Somos assim. Não satisfeitos de nos desgraçar sozinhos, levamos sempre alguém junto, às vezes até pagamos pra que nos acompanhem, o que importa é fingir que a solidão não nos amedronta. Tornamos escravos da fuga por não nos sentir sozinhos. Um segundo com nós mesmos é o suficiente para um ataque de pânico que será resolvido com doses diárias de psicotrópicos que deveriam ser parte da cura da nossa essência ferida junto a 50 minutos semanais de análise com um psicólogo que é conhecido por ser médico de louco e que embora não seja médico tem sim a função de te ajudar a enxergar a loucura que você está fazendo com a sua vida. Mas não, isso não é pra mim. É que sou uma pessoa extrovertida. Gosto de conhecer gente, lugares e estar sempre rodeados de pessoas tão vazias quanto eu, afinal, todos nós seguimos o mesmo fluxo e se o fluxo diz que "é o que temos pra hoje" então vamos viver a vida conforme o manual que nos foi dado no primeiro pedágio que passamos, onde trocamos nossa dor por um smartphone, uma rede social com grandes promessas de likes, um uniforme (devendo este ser renovado conforme o fluxo), companhias que estarão na mesma vibe que nos e o rótulo a ser discutido nas aulas de história e literatura do próximo século sobre a geração que teve como protesto não sentir nada. Será que até o nada nos foi imposto como forma de rebeldia? Pode ser.
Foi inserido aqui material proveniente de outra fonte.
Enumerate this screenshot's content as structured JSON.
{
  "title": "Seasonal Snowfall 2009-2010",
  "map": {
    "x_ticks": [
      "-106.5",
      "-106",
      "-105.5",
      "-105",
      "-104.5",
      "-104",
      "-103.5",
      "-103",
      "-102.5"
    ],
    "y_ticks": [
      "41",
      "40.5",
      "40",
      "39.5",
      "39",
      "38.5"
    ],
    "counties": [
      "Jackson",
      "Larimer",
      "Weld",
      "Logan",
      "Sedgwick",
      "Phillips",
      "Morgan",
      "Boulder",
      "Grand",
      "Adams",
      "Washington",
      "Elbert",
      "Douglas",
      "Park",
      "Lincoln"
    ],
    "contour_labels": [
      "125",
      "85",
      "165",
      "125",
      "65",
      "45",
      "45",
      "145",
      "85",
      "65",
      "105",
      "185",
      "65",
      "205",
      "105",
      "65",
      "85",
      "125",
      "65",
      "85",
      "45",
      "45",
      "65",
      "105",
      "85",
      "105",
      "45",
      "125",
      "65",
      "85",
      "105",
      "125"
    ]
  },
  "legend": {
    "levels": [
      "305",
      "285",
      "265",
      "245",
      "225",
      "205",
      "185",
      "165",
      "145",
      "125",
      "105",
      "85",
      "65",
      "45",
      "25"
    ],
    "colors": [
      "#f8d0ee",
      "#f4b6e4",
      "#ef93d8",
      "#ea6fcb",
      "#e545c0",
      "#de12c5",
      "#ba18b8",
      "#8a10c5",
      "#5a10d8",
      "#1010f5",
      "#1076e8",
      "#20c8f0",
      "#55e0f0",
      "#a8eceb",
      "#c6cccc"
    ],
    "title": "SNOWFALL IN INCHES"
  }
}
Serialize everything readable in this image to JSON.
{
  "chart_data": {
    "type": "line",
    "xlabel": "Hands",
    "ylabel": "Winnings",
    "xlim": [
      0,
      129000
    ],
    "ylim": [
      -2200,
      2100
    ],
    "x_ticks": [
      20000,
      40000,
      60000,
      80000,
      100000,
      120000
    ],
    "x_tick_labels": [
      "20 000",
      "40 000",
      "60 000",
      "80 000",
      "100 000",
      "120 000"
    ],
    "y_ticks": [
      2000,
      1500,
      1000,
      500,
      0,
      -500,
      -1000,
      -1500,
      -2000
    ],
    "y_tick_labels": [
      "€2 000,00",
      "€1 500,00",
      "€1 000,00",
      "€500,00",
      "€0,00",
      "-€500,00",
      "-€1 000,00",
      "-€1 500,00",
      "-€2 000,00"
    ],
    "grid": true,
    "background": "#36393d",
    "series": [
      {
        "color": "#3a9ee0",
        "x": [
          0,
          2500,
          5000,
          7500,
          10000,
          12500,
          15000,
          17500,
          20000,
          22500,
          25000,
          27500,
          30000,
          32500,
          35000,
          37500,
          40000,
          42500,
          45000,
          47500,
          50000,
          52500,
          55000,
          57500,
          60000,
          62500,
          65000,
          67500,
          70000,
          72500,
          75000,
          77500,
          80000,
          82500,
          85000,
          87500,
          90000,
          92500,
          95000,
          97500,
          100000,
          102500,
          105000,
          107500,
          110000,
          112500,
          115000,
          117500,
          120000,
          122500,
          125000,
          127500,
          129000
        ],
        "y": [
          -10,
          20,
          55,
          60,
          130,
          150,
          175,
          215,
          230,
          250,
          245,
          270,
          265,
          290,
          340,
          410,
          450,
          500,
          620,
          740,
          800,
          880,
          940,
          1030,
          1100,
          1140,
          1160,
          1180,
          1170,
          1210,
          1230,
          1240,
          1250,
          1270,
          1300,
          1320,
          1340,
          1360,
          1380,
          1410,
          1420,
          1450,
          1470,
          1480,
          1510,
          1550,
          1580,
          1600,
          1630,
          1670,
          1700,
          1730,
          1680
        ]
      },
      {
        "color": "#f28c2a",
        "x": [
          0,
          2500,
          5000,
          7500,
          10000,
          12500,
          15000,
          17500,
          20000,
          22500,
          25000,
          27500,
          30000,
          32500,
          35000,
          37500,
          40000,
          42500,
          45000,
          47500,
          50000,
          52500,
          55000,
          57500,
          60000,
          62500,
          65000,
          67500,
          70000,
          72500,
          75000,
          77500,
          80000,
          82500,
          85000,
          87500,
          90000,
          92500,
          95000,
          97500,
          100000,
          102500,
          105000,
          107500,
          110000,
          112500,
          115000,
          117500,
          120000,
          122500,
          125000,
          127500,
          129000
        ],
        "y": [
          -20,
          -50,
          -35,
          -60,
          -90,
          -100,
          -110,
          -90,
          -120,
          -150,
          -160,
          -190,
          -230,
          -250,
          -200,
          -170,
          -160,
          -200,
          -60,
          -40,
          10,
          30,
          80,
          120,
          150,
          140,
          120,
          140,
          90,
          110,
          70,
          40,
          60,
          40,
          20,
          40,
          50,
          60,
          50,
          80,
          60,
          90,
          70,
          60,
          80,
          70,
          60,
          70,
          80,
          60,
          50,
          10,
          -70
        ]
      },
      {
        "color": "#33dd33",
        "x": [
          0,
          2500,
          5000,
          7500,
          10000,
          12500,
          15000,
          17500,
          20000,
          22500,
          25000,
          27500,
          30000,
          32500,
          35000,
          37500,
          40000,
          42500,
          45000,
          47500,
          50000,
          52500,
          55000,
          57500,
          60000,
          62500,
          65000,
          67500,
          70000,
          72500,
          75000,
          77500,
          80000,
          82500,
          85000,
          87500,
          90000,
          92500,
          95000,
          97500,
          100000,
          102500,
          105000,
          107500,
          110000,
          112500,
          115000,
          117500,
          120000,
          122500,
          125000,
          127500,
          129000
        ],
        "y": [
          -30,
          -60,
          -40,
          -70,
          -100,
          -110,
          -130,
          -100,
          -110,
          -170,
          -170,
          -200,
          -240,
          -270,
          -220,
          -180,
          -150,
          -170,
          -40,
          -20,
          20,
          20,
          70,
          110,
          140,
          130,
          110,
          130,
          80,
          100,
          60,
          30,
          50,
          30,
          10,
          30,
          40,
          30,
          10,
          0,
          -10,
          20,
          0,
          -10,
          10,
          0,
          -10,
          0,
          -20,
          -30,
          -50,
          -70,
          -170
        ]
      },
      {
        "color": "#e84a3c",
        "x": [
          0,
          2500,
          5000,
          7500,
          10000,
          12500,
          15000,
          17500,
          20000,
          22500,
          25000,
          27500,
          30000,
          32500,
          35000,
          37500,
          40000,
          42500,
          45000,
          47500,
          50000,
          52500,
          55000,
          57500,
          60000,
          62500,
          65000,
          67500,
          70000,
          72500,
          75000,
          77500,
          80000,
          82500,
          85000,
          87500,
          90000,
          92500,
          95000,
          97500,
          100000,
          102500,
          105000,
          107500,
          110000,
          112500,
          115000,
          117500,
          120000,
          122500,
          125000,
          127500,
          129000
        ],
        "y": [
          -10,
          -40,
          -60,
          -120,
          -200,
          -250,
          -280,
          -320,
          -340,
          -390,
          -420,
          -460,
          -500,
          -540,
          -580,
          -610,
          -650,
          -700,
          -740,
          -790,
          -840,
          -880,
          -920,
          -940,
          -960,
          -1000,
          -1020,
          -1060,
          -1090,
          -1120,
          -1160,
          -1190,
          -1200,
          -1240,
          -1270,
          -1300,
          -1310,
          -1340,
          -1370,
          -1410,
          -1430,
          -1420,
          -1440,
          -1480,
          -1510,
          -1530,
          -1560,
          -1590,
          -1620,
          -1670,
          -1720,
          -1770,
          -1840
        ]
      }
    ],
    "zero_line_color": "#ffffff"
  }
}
O diretor do reality show no qual estamos participando para concorrer o título de "a vida mais sem vida do mundo", onde competimos semanalmente pela posição de "puxador de fluxo" quando nos é dado o poder de direcionar para qual abismo levaremos a manada, muito orgulhoso deve estar de seu elenco, pois nunca antes na história houve tantos personagens que de tão apegados à suas máscaras se desfizeram de suas identidades originais. Não é fácil encontrar funcionários dedicados como tal. Eximem-se de suas próprias vidas para existir na realidade do outro, vão com mala e cuia, dificilmente voltam, poucos lembram que existia vida antes disso.
PS: Entrei para o blog essa semana e o texto saiu sem tempo para revisões. Espero que os erros não te espantem para os próximos.